Twenty-three years after the fact, Denny McClellan's recurring dream is still vivid. Once again he is 18, back on patrol ten miles northwest of Danang in the company of equally wary, heavily armed grunts of the 2nd Battalion, 7th Marines. His M-16 is loaded for Charlie, and a couple of grenades are within easy reach in his flak jacket. His field pack weighs 40 lbs., and the day is surpassingly hot. The lance corporal his buddies call "Red" is sweating heavily. His squad leader, not much older than McClellan, gives a hand signal, and the patrol moves off the road and down a narrow trail. Just the beginning of another very long day in the Republic of Vietnam. Says McClellan, now a 19- year veteran of the San Francisco police force: "I remember individual days there in perfect sequence like it was yesterday."
If not yesterday, last week. Or was it last month? Certainly it can't be 15 years since the U.S.-supported regime folded like a pup tent and the remaining American Marines executed what the tactical instructors at Quantico euphemistically called a "retrograde movement" from the roof of the fortress-like U.S. embassy annex. Today chickens run helter skelter through the American compound.
But the U.S. has not extracted itself from Vietnam. From The Deer Hunter and Platoon to Born on the Fourth of July, interpretations of the war continue to be big at the movies. Television has China Beach, the award-winning series about a rest and relaxation center in Danang. The London hit show Miss Saigon, a musical about a doomed romance between a Vietnamese bar girl and an American soldier, will be coming to Broadway next year with seats costing as much as $100. Bookstores are filled with memoirs, histories, reprints and novels. This spring Harper & Row even published The Vietnam Guidebook, with advice for travelers to places like Hue and My Lai, although the U.S. State Department places restrictions on such excursions. Courses on Vietnam are staples of college curriculums.
The war festers like a canker in the minds of many of the 2.7 million Vietnam veterans and the 750,000 Vietnamese who live in the U.S. The 3,600 members of National League of Families of American Prisoners and Missing in Southeast Asia still believe there may be loved ones locked in prisons hidden somewhere in the impenetrable Annamese Cordillera. What-might-have-been gnaws at some of the draft dodgers who fled to Canada or into the National Guard. Certainly the war prompted career choices for young men who joined the Peace Corps or enrolled in graduate school to stay out of the Army.
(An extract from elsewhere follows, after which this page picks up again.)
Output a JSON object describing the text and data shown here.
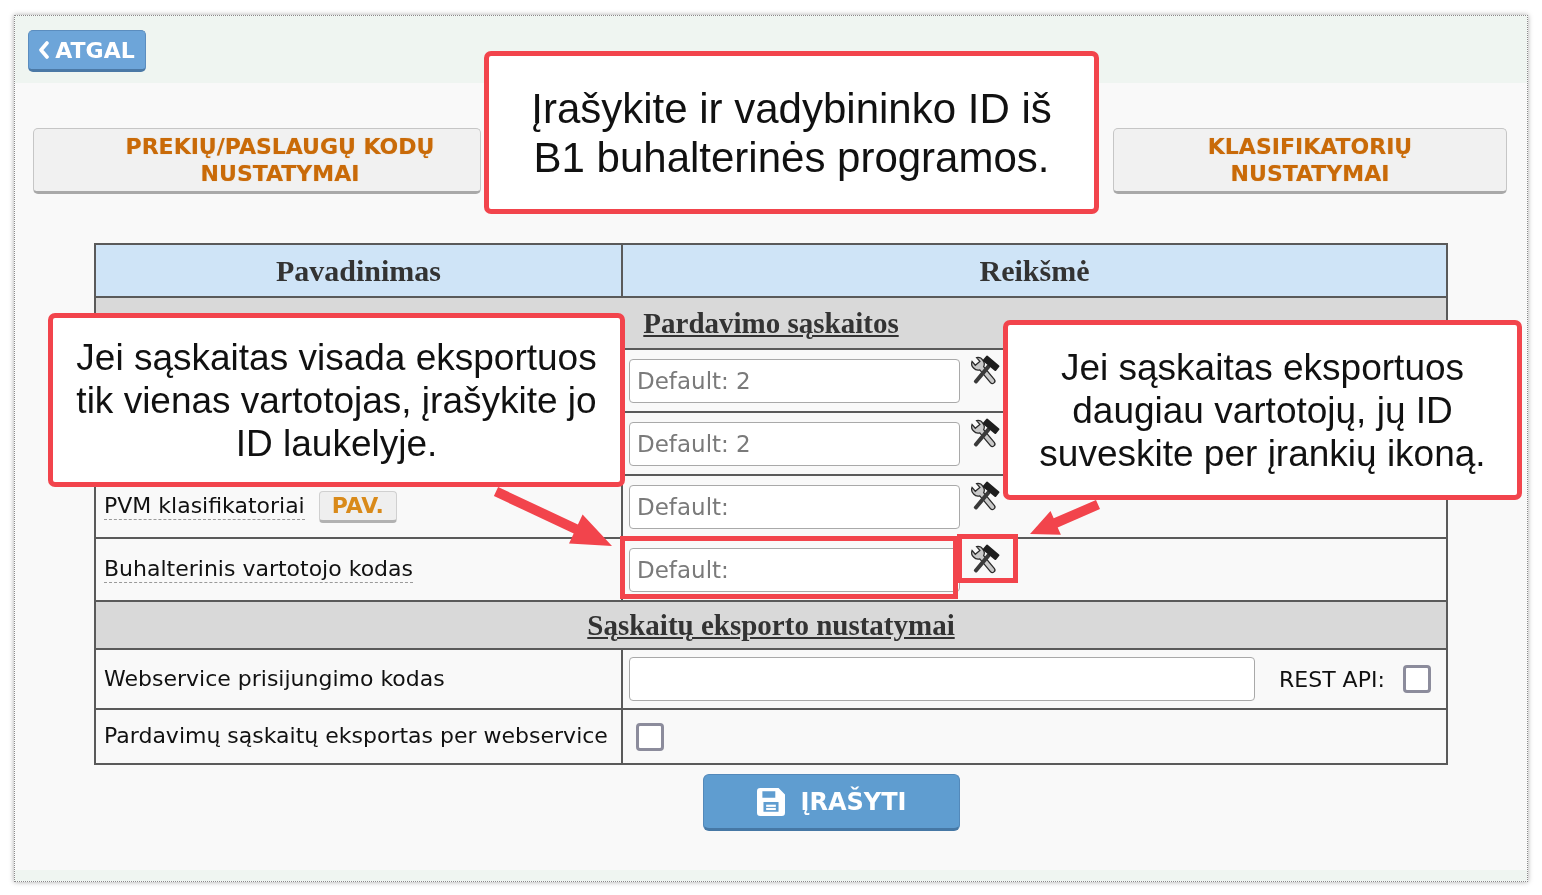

For the families of the 58,022 U.S. servicemen and -women who died in Indochina, the war continues as a dull ache, a pain shared by the kin of the millions of Vietnamese killed on both sides. For most other Americans, Vietnam is as much a mystery as it was 25 years ago, when apprehensive Marines in full battle gear first waded onto the beaches near Danang. But the mystery has long been stripped of its innocence and is shrouded instead in guilt and recrimination.